The Impressionists, in a radical departure from Renaissance ideals, emphasized light and color, and the transitory nature of visual reality, instead of value and rounded, modeled, solid form. Their use of color changed painting in new and challenging ways, and the change was dramatic. What mattered in painting was not the subject, but the way in which it was translated into color. The old rules of predictable compositions, correct drawing and idealized or picturesque subject matter were set aside for new freedoms of expression in painting. But while the Impressionists were painting a new chapter in art history, some artists found the brushwork and flickering color too messy and incomplete. 


Mont Sainte Victoire by Paul Cezanne, 1895
Cezanne worked to bring solidity, order and design to the Impressionist’s use of light and color without resorting to the academic conventions of drawing and shading.

The Post-Impressionists, such as Cezanne, Seurat, Gauguin, and Van Gogh, brought a desire for order and solid form to the fleeting observations of the Impressionists, but did not want to return to the traditional methods for defining space and modeling form. These artists, while distinctively different from one another, worked to reconcile the pattern and solidity of visual reality with the brilliance and luminosity of color.


The Sower by Vincent Van Gogh, 1888
Van Gogh didn’t hesitate to distort and exaggerate information while using bright color and expressive brushwork.



 Self Portrait by Paul Gauguin, 1890-91
Images that looked flat did not bother Gauguin who sacrificed spatial depth in favor of pattern and color.
The pattern of innovation and change continued as each artist explored various facets of representation. Their work inspired other artists who moved in even different directions. The pointillism of George Seurat inspired Paul Signac’s paintings. Signac’s use of pure color in complementary pairs inspired Henri Matisse. Matisse and fellow painter Andre Derain continued the use of complementary color, but substituted painterly brushwork for the dots used by Signac and Seurat,  All of these painters expanded the dialogue of visual language and changed our ideas about visual interpretation.

The Pine Tree at Saint Tropez by Paul Signac, 1909


Montagne a Collioure by Andre Derain
Woman with the Hat by Henri Matisse,1905
This is an extreme example of Matisse' work during the Fauve period.  He discovered he could use any color as long as the value was accurate. Note the lack of any coherent color pattern. The warmer and cooler colors jump around at random with no reference to the actual light source. The darkest value in the painting is the anchor that holds everything together. Matisse's Self-Portrait-1906 still maintains strong color and brushwork, but has a more coherent, although unusual, color pattern.


Self Portrait by Henri Matisse 1906

Complementary colors are pairs of colors which, when combined, cancel each other out.
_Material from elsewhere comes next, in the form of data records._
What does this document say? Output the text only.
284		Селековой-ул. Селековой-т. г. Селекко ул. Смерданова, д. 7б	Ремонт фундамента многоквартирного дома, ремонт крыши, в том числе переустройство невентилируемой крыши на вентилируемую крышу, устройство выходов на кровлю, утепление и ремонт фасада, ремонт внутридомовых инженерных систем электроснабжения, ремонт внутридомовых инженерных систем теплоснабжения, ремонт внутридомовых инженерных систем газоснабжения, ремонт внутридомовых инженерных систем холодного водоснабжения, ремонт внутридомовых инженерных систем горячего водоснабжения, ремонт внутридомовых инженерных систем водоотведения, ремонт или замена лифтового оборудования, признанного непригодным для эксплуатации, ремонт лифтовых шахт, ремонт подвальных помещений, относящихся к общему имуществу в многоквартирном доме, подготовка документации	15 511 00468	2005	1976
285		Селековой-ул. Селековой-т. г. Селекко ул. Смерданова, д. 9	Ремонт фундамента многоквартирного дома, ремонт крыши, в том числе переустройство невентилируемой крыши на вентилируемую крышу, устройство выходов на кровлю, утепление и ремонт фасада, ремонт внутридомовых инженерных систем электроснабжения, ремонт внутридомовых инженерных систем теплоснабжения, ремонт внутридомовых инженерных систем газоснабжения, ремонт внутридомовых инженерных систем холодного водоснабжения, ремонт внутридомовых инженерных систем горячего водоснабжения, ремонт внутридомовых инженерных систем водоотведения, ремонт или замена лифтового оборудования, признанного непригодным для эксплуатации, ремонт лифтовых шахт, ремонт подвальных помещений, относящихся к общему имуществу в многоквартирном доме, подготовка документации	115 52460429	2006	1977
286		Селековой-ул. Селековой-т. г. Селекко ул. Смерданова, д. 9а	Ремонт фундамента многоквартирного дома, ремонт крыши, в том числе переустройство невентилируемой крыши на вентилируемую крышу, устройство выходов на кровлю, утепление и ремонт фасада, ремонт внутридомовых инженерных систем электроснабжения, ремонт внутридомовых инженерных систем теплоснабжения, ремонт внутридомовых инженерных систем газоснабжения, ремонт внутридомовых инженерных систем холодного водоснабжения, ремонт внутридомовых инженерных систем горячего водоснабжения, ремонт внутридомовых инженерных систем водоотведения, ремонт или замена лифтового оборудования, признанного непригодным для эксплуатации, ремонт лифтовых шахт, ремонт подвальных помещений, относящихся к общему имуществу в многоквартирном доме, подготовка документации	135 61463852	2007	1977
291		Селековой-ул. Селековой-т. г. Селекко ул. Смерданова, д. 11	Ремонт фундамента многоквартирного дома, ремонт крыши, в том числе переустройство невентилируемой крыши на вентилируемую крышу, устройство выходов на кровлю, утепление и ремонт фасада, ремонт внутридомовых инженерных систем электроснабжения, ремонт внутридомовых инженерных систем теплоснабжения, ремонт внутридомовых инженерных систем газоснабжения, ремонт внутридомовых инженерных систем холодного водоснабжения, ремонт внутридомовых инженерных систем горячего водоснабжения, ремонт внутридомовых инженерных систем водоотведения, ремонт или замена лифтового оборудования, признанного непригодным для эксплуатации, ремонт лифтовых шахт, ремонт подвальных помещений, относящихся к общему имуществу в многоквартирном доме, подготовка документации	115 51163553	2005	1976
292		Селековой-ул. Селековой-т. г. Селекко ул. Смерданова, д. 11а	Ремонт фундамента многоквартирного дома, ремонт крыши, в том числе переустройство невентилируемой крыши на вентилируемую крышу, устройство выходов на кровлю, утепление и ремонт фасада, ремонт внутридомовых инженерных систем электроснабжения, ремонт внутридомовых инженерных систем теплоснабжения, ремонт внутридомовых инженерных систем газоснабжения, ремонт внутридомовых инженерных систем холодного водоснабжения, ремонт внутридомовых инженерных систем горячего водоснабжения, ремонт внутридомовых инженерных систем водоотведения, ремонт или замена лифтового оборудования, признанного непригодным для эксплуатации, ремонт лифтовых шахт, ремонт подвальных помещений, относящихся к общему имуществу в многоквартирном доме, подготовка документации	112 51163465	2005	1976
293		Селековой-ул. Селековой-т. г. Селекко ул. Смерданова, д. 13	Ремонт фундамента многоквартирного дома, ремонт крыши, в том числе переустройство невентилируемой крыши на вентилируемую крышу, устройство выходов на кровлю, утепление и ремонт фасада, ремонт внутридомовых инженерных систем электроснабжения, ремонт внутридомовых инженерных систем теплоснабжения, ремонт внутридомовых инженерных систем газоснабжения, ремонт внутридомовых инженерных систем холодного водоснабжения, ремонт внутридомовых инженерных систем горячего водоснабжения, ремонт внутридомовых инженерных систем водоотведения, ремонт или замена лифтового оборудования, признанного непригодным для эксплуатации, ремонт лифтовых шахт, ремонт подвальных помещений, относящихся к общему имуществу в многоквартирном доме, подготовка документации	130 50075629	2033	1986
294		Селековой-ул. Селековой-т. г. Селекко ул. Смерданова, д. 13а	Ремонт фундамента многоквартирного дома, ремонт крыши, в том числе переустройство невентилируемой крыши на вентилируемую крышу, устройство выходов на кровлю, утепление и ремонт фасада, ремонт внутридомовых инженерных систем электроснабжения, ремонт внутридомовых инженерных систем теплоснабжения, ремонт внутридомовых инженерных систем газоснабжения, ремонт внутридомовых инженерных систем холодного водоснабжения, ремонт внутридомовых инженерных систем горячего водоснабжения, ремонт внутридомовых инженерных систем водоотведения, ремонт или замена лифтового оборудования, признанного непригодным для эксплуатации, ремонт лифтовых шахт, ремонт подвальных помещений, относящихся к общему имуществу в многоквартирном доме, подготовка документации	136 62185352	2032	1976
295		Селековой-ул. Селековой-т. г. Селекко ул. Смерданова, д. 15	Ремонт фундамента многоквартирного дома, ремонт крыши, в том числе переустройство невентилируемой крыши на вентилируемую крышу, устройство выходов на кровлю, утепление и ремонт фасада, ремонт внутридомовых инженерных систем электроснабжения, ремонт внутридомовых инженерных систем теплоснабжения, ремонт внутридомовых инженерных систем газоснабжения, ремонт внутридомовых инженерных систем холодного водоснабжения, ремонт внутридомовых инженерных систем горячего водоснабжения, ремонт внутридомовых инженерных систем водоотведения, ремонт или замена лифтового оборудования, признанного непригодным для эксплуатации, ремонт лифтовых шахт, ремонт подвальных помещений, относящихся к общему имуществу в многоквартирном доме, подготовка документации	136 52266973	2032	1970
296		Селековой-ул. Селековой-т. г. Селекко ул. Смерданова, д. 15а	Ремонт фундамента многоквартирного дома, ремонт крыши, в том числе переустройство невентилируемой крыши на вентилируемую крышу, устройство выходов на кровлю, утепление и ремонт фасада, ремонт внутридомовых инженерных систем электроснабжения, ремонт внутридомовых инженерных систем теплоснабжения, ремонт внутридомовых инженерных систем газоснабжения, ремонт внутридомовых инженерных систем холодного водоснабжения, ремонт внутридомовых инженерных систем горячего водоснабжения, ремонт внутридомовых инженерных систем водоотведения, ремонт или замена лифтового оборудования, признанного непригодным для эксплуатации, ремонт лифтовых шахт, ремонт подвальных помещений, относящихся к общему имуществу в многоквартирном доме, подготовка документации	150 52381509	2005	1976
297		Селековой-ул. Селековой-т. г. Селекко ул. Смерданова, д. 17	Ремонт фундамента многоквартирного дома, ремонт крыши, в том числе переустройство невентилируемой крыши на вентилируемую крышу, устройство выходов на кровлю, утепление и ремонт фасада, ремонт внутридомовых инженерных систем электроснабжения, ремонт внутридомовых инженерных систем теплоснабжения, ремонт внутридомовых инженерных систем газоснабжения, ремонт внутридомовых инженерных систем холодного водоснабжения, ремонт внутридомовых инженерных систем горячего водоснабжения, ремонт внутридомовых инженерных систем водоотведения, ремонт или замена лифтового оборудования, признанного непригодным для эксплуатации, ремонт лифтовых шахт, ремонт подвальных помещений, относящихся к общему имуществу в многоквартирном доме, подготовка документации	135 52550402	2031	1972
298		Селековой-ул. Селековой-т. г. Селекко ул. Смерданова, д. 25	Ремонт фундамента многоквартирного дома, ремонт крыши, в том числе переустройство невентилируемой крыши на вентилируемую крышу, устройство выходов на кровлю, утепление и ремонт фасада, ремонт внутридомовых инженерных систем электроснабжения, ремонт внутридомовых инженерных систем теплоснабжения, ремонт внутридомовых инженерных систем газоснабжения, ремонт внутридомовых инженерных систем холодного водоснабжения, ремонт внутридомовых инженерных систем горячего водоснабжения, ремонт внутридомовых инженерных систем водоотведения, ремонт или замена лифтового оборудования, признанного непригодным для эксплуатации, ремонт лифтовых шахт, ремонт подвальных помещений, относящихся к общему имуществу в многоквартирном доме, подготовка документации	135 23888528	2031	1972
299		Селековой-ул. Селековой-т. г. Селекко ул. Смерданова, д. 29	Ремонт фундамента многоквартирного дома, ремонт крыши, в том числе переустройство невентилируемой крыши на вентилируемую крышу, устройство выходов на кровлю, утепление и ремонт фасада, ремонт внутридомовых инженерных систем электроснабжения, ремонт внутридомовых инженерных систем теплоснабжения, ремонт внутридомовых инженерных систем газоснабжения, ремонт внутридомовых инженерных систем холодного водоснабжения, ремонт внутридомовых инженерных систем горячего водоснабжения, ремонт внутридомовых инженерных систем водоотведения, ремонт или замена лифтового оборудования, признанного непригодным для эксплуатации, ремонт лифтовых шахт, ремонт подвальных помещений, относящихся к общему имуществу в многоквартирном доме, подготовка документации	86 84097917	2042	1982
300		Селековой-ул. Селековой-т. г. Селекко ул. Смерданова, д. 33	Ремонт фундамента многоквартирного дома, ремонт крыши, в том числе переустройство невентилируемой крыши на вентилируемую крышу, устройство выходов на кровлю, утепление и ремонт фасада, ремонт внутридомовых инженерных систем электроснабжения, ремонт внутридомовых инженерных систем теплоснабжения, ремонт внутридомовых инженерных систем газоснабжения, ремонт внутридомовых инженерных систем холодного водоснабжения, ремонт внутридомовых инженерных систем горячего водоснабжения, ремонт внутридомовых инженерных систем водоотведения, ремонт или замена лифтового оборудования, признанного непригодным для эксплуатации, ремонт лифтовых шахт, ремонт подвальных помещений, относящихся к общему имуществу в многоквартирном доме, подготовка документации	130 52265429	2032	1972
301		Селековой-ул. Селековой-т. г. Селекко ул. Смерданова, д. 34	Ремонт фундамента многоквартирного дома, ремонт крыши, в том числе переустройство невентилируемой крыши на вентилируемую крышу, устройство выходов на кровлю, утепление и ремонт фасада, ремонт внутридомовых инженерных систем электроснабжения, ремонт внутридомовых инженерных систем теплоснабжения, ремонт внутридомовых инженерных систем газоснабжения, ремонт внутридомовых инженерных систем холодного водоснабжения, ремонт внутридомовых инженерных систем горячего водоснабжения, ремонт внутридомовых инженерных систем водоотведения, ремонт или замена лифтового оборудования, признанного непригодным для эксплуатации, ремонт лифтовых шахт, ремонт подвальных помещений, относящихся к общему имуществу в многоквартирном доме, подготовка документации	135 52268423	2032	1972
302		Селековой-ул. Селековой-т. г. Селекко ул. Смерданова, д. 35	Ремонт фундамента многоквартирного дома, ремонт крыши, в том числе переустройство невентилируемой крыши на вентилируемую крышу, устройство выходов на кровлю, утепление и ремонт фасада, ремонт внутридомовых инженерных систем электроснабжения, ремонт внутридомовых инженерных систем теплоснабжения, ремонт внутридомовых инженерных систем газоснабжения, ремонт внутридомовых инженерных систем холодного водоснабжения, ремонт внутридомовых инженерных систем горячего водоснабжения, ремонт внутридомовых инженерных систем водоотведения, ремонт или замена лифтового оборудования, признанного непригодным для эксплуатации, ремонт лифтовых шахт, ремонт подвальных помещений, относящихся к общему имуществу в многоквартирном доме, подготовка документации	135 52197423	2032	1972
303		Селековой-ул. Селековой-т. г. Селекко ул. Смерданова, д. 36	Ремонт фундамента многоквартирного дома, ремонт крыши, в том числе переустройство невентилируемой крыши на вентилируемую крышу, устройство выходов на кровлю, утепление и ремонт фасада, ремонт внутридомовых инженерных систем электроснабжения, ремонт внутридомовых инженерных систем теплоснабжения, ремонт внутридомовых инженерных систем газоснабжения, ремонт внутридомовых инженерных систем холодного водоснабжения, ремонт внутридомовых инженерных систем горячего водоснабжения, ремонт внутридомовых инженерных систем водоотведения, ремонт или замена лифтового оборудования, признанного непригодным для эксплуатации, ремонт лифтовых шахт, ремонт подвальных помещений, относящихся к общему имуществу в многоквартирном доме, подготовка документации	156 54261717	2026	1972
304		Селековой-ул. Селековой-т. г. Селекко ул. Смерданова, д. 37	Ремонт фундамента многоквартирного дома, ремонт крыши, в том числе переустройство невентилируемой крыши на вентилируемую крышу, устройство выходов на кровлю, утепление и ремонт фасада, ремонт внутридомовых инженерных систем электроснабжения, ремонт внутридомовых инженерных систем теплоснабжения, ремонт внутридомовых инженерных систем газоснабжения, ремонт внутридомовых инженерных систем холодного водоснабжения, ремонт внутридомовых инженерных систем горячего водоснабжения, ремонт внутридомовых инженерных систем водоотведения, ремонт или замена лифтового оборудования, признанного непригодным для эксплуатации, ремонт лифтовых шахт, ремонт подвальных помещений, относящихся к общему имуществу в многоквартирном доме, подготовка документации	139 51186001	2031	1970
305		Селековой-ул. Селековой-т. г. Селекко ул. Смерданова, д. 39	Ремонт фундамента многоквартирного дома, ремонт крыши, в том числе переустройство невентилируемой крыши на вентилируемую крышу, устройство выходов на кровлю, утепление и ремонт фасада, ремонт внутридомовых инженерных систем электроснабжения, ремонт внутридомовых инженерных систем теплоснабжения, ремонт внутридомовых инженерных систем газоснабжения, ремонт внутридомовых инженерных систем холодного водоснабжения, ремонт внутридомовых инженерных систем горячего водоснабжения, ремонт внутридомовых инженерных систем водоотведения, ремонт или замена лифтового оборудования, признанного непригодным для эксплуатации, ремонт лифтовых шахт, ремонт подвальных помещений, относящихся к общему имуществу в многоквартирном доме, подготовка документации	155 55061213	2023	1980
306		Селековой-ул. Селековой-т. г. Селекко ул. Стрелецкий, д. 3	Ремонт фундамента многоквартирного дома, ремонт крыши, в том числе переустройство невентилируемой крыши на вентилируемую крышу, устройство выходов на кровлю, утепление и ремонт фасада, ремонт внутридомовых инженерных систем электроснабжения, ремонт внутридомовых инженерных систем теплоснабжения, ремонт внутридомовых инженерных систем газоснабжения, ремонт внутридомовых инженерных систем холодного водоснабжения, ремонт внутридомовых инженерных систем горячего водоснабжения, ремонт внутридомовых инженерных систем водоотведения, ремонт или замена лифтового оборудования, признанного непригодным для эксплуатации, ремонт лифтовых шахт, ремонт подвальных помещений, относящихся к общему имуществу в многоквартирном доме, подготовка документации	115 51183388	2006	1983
When placed next to each other, they create strong and brilliant contrast. In the traditional red-yellow-blue color model, the complementary color pairs are red–green, yellow–purple, and blue–orange. The modern color model is cyan-magenta-yellow, and the complementary pairs are red-cyan, blue-yellow, and green-magenta.

Color is a property of light and light is not a random scattering of color. Wavelengths of light that we can see range from the longest (red) to the shortest (violet). The pattern of visible light is red, orange, yellow, green, blue, and violet. The colors merge seamlessly from one to the other. We see these colors because of the receptors in our eyes that are responsive to this narrow range of wavelengths. Objects absorb or reflect particular wavelengths of the visible spectrum. What we see are the wavelengths that are reflected back. 

We rarely perceive pure colors, and the colors we do see depend on the available light source. When the light changes, the number and ratio of wavelengths also change.